ADAM GOWER: So we build trip wires. So we do the same thing except primarily to accredited investors. In fact, almost exclusively accredited investors. A trip wire, as you well know, but for the one guy that's listening that doesn't know. It's a small sale and somebody that makes a small sale early in their relationship with you is ten times more likely to make the big purchase later down the line. Is that something that you've thought of doing or is that $2,500 entry level kind of your trip wire?

MICHAEL PHILLIPS: Yeah. We see $2,500 as that. I mean, I think that's the minimum but our average investment has been significantly higher than that. And so, I think that, you know, if you sort of say, you know, some people are investing a $100,000 and some people are investing $2,500, you kind of get a case of where a lot of how people are thinking about it.

ADAM GOWER: Yeah. It's very interesting. I spoke to Harold Hofer at Rich Uncles and he was on my podcast. I asked him the same kind of question. And their minimum, when I was talking to him about it, it was $5. Right? Imagine that. A $5 minimum. And he didn't actually articulate it this way. But I thought about, what does that mean, you know, you're going after this very young group with this, basically, no decision really necessary. Five bucks to buy real estate.

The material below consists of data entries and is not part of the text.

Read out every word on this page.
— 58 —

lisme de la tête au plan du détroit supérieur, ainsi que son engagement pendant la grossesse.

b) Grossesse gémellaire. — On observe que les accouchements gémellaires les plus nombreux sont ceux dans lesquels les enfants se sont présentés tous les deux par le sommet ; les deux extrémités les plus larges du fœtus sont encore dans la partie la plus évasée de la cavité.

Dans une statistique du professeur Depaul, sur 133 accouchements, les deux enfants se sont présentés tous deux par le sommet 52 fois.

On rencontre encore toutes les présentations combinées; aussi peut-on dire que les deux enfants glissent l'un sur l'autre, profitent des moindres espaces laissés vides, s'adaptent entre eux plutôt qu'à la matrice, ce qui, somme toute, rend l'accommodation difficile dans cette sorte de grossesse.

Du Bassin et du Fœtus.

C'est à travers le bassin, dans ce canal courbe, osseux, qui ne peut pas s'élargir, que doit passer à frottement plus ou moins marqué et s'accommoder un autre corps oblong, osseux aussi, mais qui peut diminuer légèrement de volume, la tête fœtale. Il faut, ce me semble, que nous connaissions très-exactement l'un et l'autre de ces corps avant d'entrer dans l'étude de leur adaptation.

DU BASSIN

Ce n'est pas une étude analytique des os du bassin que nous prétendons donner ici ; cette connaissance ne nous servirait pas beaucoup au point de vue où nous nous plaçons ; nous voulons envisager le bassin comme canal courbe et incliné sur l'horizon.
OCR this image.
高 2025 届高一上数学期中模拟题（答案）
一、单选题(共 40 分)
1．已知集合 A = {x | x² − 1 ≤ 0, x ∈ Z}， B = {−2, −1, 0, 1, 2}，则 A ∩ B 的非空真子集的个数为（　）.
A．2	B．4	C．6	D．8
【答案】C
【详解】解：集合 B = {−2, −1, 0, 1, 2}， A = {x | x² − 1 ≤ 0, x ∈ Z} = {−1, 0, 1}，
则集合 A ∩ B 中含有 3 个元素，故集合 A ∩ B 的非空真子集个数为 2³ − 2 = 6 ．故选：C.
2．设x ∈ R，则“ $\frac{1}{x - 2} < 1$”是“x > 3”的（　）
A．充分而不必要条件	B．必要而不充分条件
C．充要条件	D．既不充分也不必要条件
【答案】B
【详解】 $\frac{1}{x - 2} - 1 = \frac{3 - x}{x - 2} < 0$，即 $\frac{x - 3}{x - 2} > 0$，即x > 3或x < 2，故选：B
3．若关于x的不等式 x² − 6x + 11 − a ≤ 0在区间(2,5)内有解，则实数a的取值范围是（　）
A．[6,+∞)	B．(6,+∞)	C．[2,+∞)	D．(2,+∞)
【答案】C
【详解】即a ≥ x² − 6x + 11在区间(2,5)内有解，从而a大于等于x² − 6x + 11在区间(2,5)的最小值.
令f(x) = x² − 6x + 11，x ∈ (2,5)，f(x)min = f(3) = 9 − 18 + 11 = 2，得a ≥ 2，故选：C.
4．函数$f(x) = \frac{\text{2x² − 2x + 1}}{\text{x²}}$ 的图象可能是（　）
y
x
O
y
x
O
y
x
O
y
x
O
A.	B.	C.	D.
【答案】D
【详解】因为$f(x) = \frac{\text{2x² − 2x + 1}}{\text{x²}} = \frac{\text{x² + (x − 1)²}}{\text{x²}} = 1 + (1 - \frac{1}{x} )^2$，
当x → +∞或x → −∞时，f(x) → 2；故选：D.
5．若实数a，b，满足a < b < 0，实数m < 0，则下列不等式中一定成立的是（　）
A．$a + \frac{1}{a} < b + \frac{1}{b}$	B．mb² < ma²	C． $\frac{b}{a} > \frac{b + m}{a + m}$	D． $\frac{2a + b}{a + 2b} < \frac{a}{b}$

MICHAEL PHILLIPS: That's right.

ADAM GOWER: What I thought, and you're on the same track, is brilliant actually. If you look at this younger audience. One of the biggest issues that people have, not biggest issue, but what they say about the younger generation, Gen X, even the millennials, is that they will never be as wealthy as the baby boomer generation. Right? That the baby boomers had all this and now it's much harder to buy a home, etc, etc. But you know what occurs to me, especially for people like you, if you have a long term perspective. Is that by getting those folk engaged now at small levels, that generation, millennial and Gen X will inherit the wealth of the baby boomer generation. And so if they invest $2,500 today and $25,000 tomorrow, when they inherit $250,000 or two and a half million, right, in 10, 20 years time. They're going to have had an interactive relationship with you all the time.

MICHAEL PHILLIPS: Sure. That's right. I think that's that. I mean, I think you framed it in an interesting way. I think our goal is to prepare ourselves for the future investing generations. I think you're going to see an increasing sector of people who don't go through mutual funds, who don't go through pension funds.

You know, I think that there is.. That will still, of course, be there, but I think there's a group of people who want to have a direct connection with real estate. And maybe as people are not going to own as many, there aren't going to be as many homeowners in the future. This is a way for them to have a real estate investment while they're living in a more shared, you know, transitory kind of way that speaks to, kind of, what their value system is, but they still get to have a root in real estate investment.